Another bus ride took us into the center of Singapore — to the Queens Road Bus/Taxi terminal. It only took us a little time to find out where we were — not at the Lavender Street Bus terminal where we wanted to be but a kilometer south. That was good and bad. Good because if we had a hotel nearby we'd be more central. Bad we might have a reservation farther north; we'd never gotten confirmation of our web-based request.

As it was Gerry's turn to go find us a hotel he set off to find the Tai Hoe and see the status of our reservation. Jan sat and watched the bags. She sat there and noticed with approval how clean the streets were, how highly polished the taxi cabs were, and then indeed how highly polished the private cars around her were, and well, how highly polished just about every vehicle she saw was. Nary a speck of dust, not a single dent, every car looked factory new even though that was impossible. But it gives you a feeling of what Singapore life is like. Gardens are carefully clipped and lawns manicured, streets are swept clean, and oh yes, the tap water is drinkable and the toilet paper flushable.
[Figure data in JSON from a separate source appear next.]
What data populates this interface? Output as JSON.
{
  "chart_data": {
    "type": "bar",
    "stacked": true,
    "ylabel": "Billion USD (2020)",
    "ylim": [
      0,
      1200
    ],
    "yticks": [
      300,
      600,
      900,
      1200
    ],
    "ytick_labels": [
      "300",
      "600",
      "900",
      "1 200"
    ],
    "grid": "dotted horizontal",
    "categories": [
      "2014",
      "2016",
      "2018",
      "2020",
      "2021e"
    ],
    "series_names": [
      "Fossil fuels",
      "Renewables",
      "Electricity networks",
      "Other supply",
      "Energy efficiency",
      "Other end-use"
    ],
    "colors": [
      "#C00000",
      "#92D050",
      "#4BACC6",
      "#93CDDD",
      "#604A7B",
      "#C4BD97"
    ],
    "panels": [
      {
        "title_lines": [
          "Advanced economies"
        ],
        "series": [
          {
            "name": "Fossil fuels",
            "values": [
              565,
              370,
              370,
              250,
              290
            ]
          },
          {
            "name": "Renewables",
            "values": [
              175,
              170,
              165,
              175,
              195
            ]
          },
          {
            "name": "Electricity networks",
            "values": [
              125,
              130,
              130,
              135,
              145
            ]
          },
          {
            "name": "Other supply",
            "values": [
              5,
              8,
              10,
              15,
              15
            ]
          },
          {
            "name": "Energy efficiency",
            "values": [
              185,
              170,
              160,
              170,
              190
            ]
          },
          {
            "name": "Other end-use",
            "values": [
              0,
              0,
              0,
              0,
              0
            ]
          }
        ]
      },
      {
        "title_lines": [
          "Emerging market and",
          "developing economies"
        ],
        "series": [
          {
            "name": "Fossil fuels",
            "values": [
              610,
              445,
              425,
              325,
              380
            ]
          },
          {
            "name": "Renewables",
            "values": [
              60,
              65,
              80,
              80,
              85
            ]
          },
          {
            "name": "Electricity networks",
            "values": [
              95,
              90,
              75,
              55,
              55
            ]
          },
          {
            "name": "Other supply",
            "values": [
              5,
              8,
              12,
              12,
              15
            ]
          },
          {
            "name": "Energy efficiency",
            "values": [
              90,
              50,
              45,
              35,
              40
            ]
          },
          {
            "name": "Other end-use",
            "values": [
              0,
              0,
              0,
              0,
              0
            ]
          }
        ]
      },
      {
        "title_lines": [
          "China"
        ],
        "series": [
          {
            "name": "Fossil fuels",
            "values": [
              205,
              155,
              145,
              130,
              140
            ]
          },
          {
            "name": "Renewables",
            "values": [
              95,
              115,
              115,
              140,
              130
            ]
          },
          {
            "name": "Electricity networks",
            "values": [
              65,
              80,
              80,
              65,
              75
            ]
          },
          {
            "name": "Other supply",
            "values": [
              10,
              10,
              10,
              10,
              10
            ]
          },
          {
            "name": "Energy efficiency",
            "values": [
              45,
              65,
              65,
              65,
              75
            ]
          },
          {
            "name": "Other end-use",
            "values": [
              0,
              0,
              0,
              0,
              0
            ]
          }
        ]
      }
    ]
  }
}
After nearly five hours in the bus Gerry found it pleasant to walk over to the Tai Hotel. No, they didn't have his reservation. And anyway, the price for a room was higher than said on the web (www.taihoehotel.sg??) Or at least that was the story from the male clerk Gerry spoke to. When the woman nearby got a word in she said yes, they'd got our reservation request. But they hadn't responded and the price was still what it said on the wall, not the web. Lacking knowledge of what was truly on offer elsewhere Gerry crumbled and took the room anyway.

Back he went to get Jan and then we took a taxi with all of the bags to the Tai Hoe. There we had our last little adventure: the driver had no change for our S$50 note, just recently retrieved from an ATM. He kept the meter running while we struggled (with success) to get change.